Like starvation, sleep deprivation strongly depresses metabolism, so it’s important to get enough sleep if you want to keep your weight down. Stress is another culprit, as the stress hormone corticotropin releasing factor tips the body’s energy balance in favor of conservation.
Metabolism also tends to slow down as you age, which is why people tend to gain weight as they get older, at a rate of about one pound per year.
Exercise is the most effective way to improve this situation, both because the exertion itself triggers your body
to increase its use of energy and because muscles burn more calories at rest than fat does. Exercise can boost metabolism by 20 to 30 percent, and the effect lasts up to fifteen hours. Yoga may be a particularly good exercise because many people find that it also reduces stress.
Weight gain and fat storage increase when humans and other animals are fed a few big meals rather than many small ones. Therefore, you should split your calories into small meals spread out over the entire day rather than eating only once or twice a day.

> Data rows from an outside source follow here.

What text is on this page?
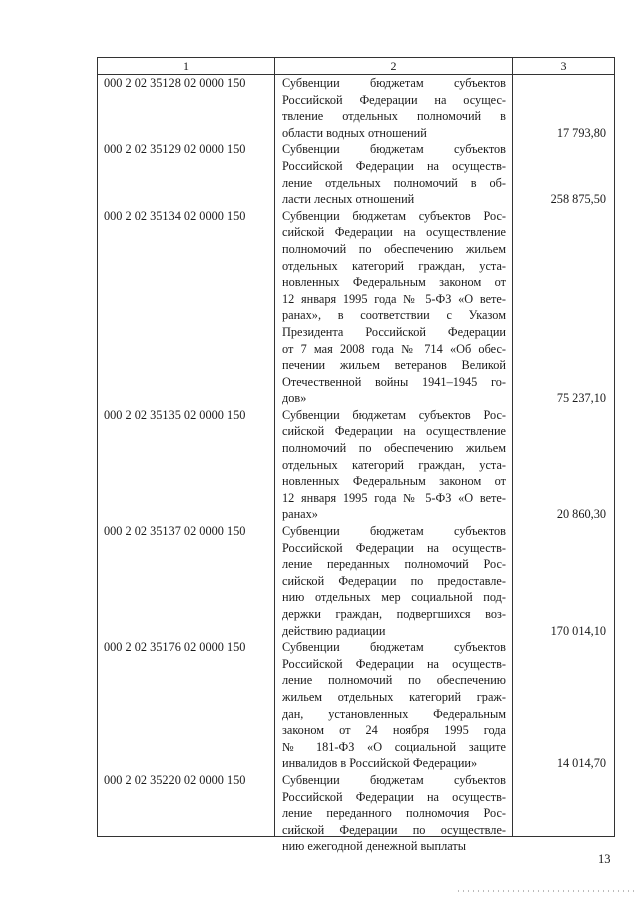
1	2	3
000 2 02 35128 02 0000 150	Субвенции бюджетам субъектов
Российской Федерации на осущес-
твление отдельных полномочий в
области водных отношений	17 793,80
000 2 02 35129 02 0000 150	Субвенции бюджетам субъектов
Российской Федерации на осуществ-
ление отдельных полномочий в об-
ласти лесных отношений	258 875,50
000 2 02 35134 02 0000 150	Субвенции бюджетам субъектов Рос-
сийской Федерации на осуществление
полномочий по обеспечению жильем
отдельных категорий граждан, уста-
новленных Федеральным законом от
12 января 1995 года № 5-ФЗ «О вете-
ранах», в соответствии с Указом
Президента Российской Федерации
от 7 мая 2008 года № 714 «Об обес-
печении жильем ветеранов Великой
Отечественной войны 1941–1945 го-
дов»	75 237,10
000 2 02 35135 02 0000 150	Субвенции бюджетам субъектов Рос-
сийской Федерации на осуществление
полномочий по обеспечению жильем
отдельных категорий граждан, уста-
новленных Федеральным законом от
12 января 1995 года № 5-ФЗ «О вете-
ранах»	20 860,30
000 2 02 35137 02 0000 150	Субвенции бюджетам субъектов
Российской Федерации на осуществ-
ление переданных полномочий Рос-
сийской Федерации по предоставле-
нию отдельных мер социальной под-
держки граждан, подвергшихся воз-
действию радиации	170 014,10
000 2 02 35176 02 0000 150	Субвенции бюджетам субъектов
Российской Федерации на осуществ-
ление полномочий по обеспечению
жильем отдельных категорий граж-
дан, установленных Федеральным
законом от 24 ноября 1995 года
№ 181-ФЗ «О социальной защите
инвалидов в Российской Федерации»	14 014,70
000 2 02 35220 02 0000 150	Субвенции бюджетам субъектов
Российской Федерации на осуществ-
ление переданного полномочия Рос-
сийской Федерации по осуществле-
нию ежегодной денежной выплаты
13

In one study, people on a laboratory-controlled diet were able to boost their metabolism by eating in the morning-enough to add two hundred to three hundred calories a day to their diets without gaining weight.
This means that (even) a small breakfast pays for itself in metabolic improvement. People who eat the same number of calories gain less weight if they eat in the morning than if they eat in the evening.
Of course, it’s important to make sure that your frequent meals are actually small! Total calorie intake remains a major determinant of weight, whenever you eat.